Both of Yusra Mardini’s visits to Budapest have been because of swimming.

It assuredly was not the 200m freestyle or 100m butterfly that brought her here the first time.

Mardini’s first trip happened two years ago because she was able, with the help of her sister, to swim amid a boat of refugees from Turkey to Greece.

A native of Syria, now 19-year-old Mardini and her sister, Sarah, were escaping the war in their home country when the dinghy they had been smuggled into began to sink. The arduous trip across the Aegean Sea would have surely proven deadly for all the people in the craft if not for the Mardini sisters and their swimming.

For a few minutes it was funny,” said Mardini, “but then I wanted to cry.

She wasn’t sure she could swim long enough to pull the boat to safety.

Yet Mardini was a natural in the water.
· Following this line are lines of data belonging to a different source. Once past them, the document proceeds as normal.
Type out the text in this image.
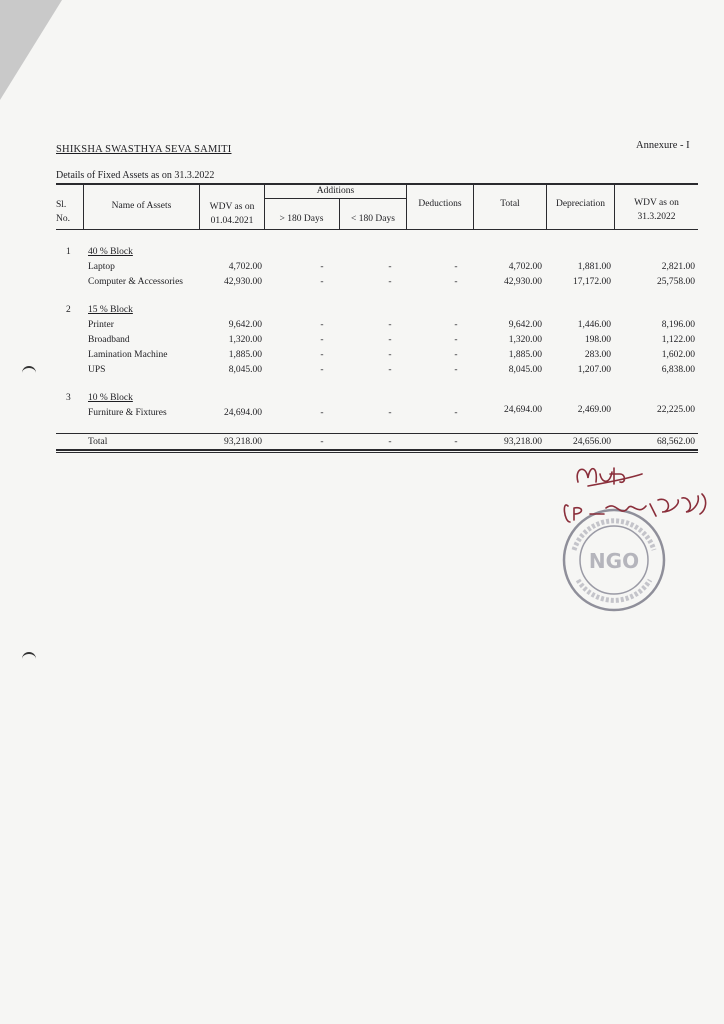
SHIKSHA SWASTHYA SEVA SAMITI	Annexure - I
Details of Fixed Assets as on 31.3.2022
Sl.
No.
Name of Assets	WDV as on
01.04.2021
Additions
> 180 Days	< 180 Days
Deductions	Total	Depreciation	WDV as on
31.3.2022
1 40 % Block
Laptop	4,702.00	-	-	-	4,702.00	1,881.00	2,821.00
Computer & Accessories	42,930.00	-	-	-	42,930.00	17,172.00	25,758.00
2 15 % Block
Printer	9,642.00	-	-	-	9,642.00	1,446.00	8,196.00
Broadband	1,320.00	-	-	-	1,320.00	198.00	1,122.00
Lamination Machine	1,885.00	-	-	-	1,885.00	283.00	1,602.00
UPS	8,045.00	-	-	-	8,045.00	1,207.00	6,838.00
3 10 % Block
Furniture & Fixtures	24,694.00	-	-	-	24,694.00	2,469.00	22,225.00
Total	93,218.00	-	-	-	93,218.00	24,656.00	68,562.00
NGO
At 3, her father, a swim coach in Syria, taught her to swim.

In December 2012, before war forced her from her country, Mardini swam for Syria at the FINA short-course world championships in Turkey.

Two summers ago, as the salt water stung her eyes and sprayed into her mouth, she thought about those moments.

I didn’t think about dying or that it was cold,” said Mardini. “I didn’t think about anything except I just remembered the events of my life passing through me.”

She safely pulled the boat into European waters and then made a 25-day overland trek to Germany, stopping in Budapest just as Hungary’s borders were closing. In the nation’s capital she slept in a train station and clashed with police.

It was a really tough experience,” she said, remembering a sympathetic taxi driver who understood her situation and drove fast enough to help the sisters evade authorities.

It was like a Hollywood movie how fast he was driving,” she said.

I don’t know if he’ll ever remember me but I’m really thankful for this guy.”

She vowed one day to return to Hungary under different circumstances. This week, that moment arrived. It was swimming, again, that brought her back.

They told me that the world championships would be in Budapest,” she said. “I was really shocked.

Despite fighting a cold earlier in the week, Mardini swam both her events — finishing with a 2:15.80 in the 200m freestyle and a 1:07.99 in the 100m butterfly. Her butterfly fly time is more than a second better than her performance in Rio last year.

 

Her coach, Ariel Rodriguez, said her results were very good considering her cold:

“I’m happy to finish the season like that and with these results.”

Rodriguez began coaching Mardini after the Rio Olympics, where she competed as part of the Refugee Team.

Mardini and another Syrian swimmer, Rami Anis, are competing in Budapest as “Independent FINA Athletes”.

This means that Mardini is able to continue to pursue the sport she loves while living in Germany.

She’s now looking forward to Tokyo 2020, with her new swim club and family supporting her toward that goal.

A lot of people who supported me were from my club,” she said, inadvertently showcasing how sport can create communities outside of competition.

They offered me a place to stay the first months I came to Germany.

Her first coach in Germany, Sven Spannekrebs, now travels with Mardini, helping her focus on her personal and athletic goals — she has a book coming out and has optioned the story of her life to Working Title Films. But for the team around Mardini, the focus is still on the swimming.

When we started it was just the technical foundation,” said Spannekrebs, thinking back to the first time he saw Mardini in the pool.

“After a few months we saw that she was becoming better and better and better. Now she’s at a good level that we can build up in the next months and toward Tokyo,” he said.

“From now until at least Tokyo,” Mardini said, “I’m going to keep swimming.”

She is also careful to point out that she is a competitor and athlete, just like all the other swimmers in Budapest this week.

 

No matter how they got here. “I’m trying,” she said, “as a normal person and a refugee, to show people that I’m a normal person who has dreams and passion.

I’m still trying to be proud, and to show people that I never gave up.”